In fact, Chinatown does in 28 pages, what the much more well-known Three Generations by Yom Sang-seop attempts in nearly 500 pages, seeming to take three actual generations to do so. In case that sounds unfair in that Three Generations describes a lot, so does O, just in brief sharp strokes, and not wooden armadas. I should say, in this case as in the other stories, this effect also has to be considered a triumph of translation. I’m a fairly requited lover of all Bruce and Ju-Chan Fulton translations, but these translations are exquisite; they are lush, severe, idiomatic, and brilliantly literary.

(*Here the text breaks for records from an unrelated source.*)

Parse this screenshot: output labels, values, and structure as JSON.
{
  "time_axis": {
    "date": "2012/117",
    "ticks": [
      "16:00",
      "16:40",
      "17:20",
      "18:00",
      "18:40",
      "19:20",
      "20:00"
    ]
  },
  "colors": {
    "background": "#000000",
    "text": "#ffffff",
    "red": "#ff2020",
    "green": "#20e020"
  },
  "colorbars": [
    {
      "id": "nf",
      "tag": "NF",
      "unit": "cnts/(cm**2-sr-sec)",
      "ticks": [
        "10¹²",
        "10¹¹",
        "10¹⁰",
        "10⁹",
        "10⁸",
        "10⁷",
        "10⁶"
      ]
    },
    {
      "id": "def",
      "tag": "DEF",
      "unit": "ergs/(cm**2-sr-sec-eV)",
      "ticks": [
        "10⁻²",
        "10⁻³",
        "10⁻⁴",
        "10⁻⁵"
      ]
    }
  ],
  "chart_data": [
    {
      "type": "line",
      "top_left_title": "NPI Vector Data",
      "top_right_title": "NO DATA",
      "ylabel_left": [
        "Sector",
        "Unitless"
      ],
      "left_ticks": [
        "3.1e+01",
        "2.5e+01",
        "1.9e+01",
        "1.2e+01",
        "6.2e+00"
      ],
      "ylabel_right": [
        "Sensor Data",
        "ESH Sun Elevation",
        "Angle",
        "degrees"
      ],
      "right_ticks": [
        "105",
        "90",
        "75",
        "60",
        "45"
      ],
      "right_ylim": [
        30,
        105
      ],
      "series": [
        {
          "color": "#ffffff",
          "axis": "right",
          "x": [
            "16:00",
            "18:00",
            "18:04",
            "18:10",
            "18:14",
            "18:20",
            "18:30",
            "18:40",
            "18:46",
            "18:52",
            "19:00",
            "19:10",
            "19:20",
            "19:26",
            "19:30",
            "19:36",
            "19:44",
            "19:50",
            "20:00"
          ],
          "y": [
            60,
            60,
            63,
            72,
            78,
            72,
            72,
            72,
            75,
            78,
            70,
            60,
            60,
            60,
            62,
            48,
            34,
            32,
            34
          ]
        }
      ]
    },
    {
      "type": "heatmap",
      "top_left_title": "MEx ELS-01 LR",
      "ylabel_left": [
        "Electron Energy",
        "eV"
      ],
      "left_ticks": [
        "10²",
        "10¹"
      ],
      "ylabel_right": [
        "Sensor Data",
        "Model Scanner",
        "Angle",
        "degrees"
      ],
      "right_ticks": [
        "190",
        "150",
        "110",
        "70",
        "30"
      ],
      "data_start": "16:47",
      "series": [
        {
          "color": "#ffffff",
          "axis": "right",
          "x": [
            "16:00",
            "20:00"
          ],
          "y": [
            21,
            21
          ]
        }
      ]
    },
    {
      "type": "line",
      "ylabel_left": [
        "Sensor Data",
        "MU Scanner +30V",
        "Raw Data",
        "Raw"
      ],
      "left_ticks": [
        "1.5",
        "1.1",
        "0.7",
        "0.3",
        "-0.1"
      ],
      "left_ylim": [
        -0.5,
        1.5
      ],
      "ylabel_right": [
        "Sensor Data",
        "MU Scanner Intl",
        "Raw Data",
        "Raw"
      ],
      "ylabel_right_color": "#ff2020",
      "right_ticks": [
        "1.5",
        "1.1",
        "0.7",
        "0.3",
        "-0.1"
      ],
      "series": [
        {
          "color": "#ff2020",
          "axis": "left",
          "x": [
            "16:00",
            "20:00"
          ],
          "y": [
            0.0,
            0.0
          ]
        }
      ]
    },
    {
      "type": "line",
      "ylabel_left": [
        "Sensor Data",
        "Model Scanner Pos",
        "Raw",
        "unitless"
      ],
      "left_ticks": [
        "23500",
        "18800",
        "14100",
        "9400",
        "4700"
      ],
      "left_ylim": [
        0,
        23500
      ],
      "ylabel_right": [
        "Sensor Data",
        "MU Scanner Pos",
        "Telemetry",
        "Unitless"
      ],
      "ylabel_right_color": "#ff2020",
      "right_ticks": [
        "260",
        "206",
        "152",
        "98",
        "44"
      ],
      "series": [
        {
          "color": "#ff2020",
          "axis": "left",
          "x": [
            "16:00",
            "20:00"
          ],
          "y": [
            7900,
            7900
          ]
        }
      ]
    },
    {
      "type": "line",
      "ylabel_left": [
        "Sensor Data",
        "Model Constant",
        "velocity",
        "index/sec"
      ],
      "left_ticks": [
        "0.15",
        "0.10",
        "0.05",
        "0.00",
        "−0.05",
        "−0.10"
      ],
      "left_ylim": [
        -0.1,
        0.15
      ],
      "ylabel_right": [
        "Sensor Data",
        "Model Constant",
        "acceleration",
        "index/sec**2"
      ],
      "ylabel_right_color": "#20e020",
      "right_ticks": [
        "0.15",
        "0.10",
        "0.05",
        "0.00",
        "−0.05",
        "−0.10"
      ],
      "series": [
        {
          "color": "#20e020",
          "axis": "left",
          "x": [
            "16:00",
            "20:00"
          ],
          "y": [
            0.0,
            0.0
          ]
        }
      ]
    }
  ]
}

Words of Farewell, like O’s other stories piles on of details and light, to use a word from the first page, ‘shimmery’ descriptions. Words of Farewell tells the story of Chong-ok, the narrator, her son, and her mom, to check out mom and dad’s gravesite intertwined with the story of her husband going “out fishing” and disappearing completely in an apparent drowning. There are some difficult narrative shifts that intensify and compress as the story continues, but this is part of how O keeps the surreal tone of her work. As the narrative shifts accelerate a brilliant comparison is drawn between physical death and the departure of people, a comparison that has more than just psychological meaning in post-war Korea.

It’s a brilliant story, and it, and the other two stores by O here, make me wish that more of her work would be translated.